Utah State Auditor Tina Cannon’s office has launched a new online dashboard showing financial activity and other publicly available information for the Military Installation Development Authority, the special district behind a controversial proposal to build a massive data center in Box Elder County.
Cannon told Utah News Dispatch in an interview Thursday that her office built the dashboard after she was flooded with requests for more information about MIDA as debate over the data center has ramped up.
“Obviously this has been a very hot topic for the state of Utah, and anytime that happens, we get calls for additional audits or oversight,” Cannon said. “So we went out and looked at what is already (publicly available).”
Cannon called MIDA a “super” special district with city-like powers including bonding, land use authority, and the ability to control and capture tax increment, or taxes resulting from new development. She emphasized that it’s an organization with “a lot of complexity.”
“They have extra authority. They’re not a typical special service district. They are a super district. They have a lot of other powers,” Cannon said. “And the concerns being raised with us usually amount to one one of three things: How did they get the authority to do this? And that can be answered by the legislative history and the power structure. How did they fund all this? Where is the money going? That’s answered typically through their financial statements.”
Cannon said she’s also received questions of whether MIDA has acted appropriately and whether her office could audit the organization. However, as the dashboard shows, Cannon said that due to the level of complexity with all the different project areas and public infrastructure districts MIDA has created, her office would require an enormous amount of resources to do a “deep dive audit” of its dealings.
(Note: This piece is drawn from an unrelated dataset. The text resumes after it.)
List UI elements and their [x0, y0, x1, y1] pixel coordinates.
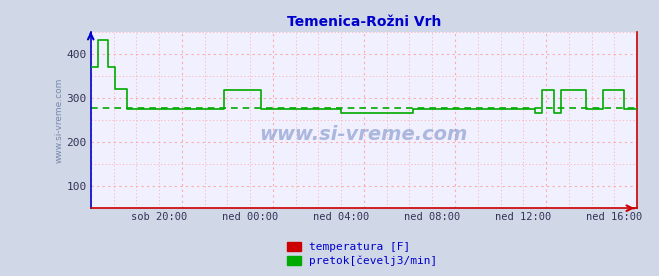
Title: Temenica-Rožni Vrh: Temenica-Rožni Vrh: [287, 15, 441, 29]
Y-axis label: www.si-vreme.com: www.si-vreme.com: [55, 77, 63, 163]
Text: www.si-vreme.com: www.si-vreme.com: [260, 124, 468, 144]
Legend: temperatura [F], pretok[čevelj3/min]: temperatura [F], pretok[čevelj3/min]: [283, 237, 442, 270]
“The type of resources it would take to audit something this large, I hope, is illustrated by the website,” she said, noting that its reach spans far beyond the Box Elder County Stratos project. “It is a very large, complex organization with a lot of sub-entities and sub-projects, and I think just getting people to understand just how large of a question they were asking was our first motivation. This is just not one project. You’ve got to be more specific (in asking questions) because there’s a lot here.”
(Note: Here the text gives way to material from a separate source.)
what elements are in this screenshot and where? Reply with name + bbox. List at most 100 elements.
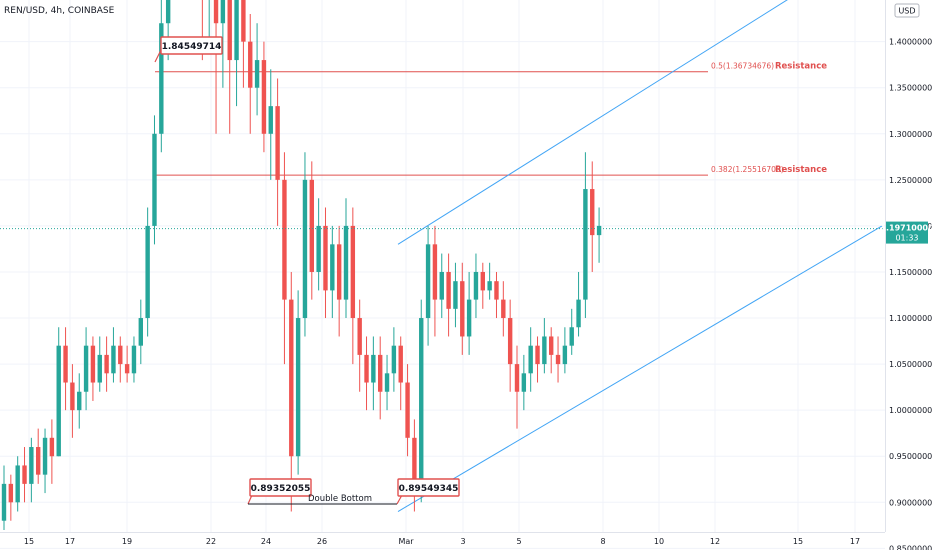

That’s the point she’s hoping the dashboard will help convey.
“The answers to people’s questions are not simple answers, because this is not a simple organization,” she said. “It’s very complex.”
In response to the outcry over the Box Elder County data center project and the broader questions it has raised about MIDA, Cannon’s office said in a news release Thursday that it developed the dashboard “to provide a centralized, easy-to-navigate resource of this information.”
“The new interactive dashboard is designed to provide publicly available information to help the public better understand MIDA: what it is, what it does, what authority it has, and how that authority has changed over time,” her office said.
The dashboard, now provided on the Transparent Utah website, includes the following information, dated from 2007 (when lawmakers first created the special district) through 2026:
- Legislative history and power: An inventory of MIDA’s statutory authority, municipal-type powers, public-private partnership capabilities, and property tax allocation authority.
- Project summaries and map: An interactive map of MIDA project areas, including Falcon Hill, the Military Recreation Facility (Deer Valley East Village), the Utah Data Center at Camp Williams in Utah County, the Mountain Veterans Program at Sundance, and the newly announced Stratos Project Area in Box Elder County.
- Documents and meeting materials: Centralized access to hundreds of documents, including project area plans, board member histories, entity relationship charts, and public meeting materials.
Financial activity trendline: A summary and visualization of MIDA’s financial statements data, detailing total revenues, expenditures, assets, liabilities, and debt service through 2025.
“Compiling nearly 20 years of public information and complex data into an accessible interface, all in one place, this tool empowers Utahns to find information about MIDA’s history, scope, projects, and financial operations,” the auditor’s office said. “It will continue to be updated and expanded as additional information becomes available.”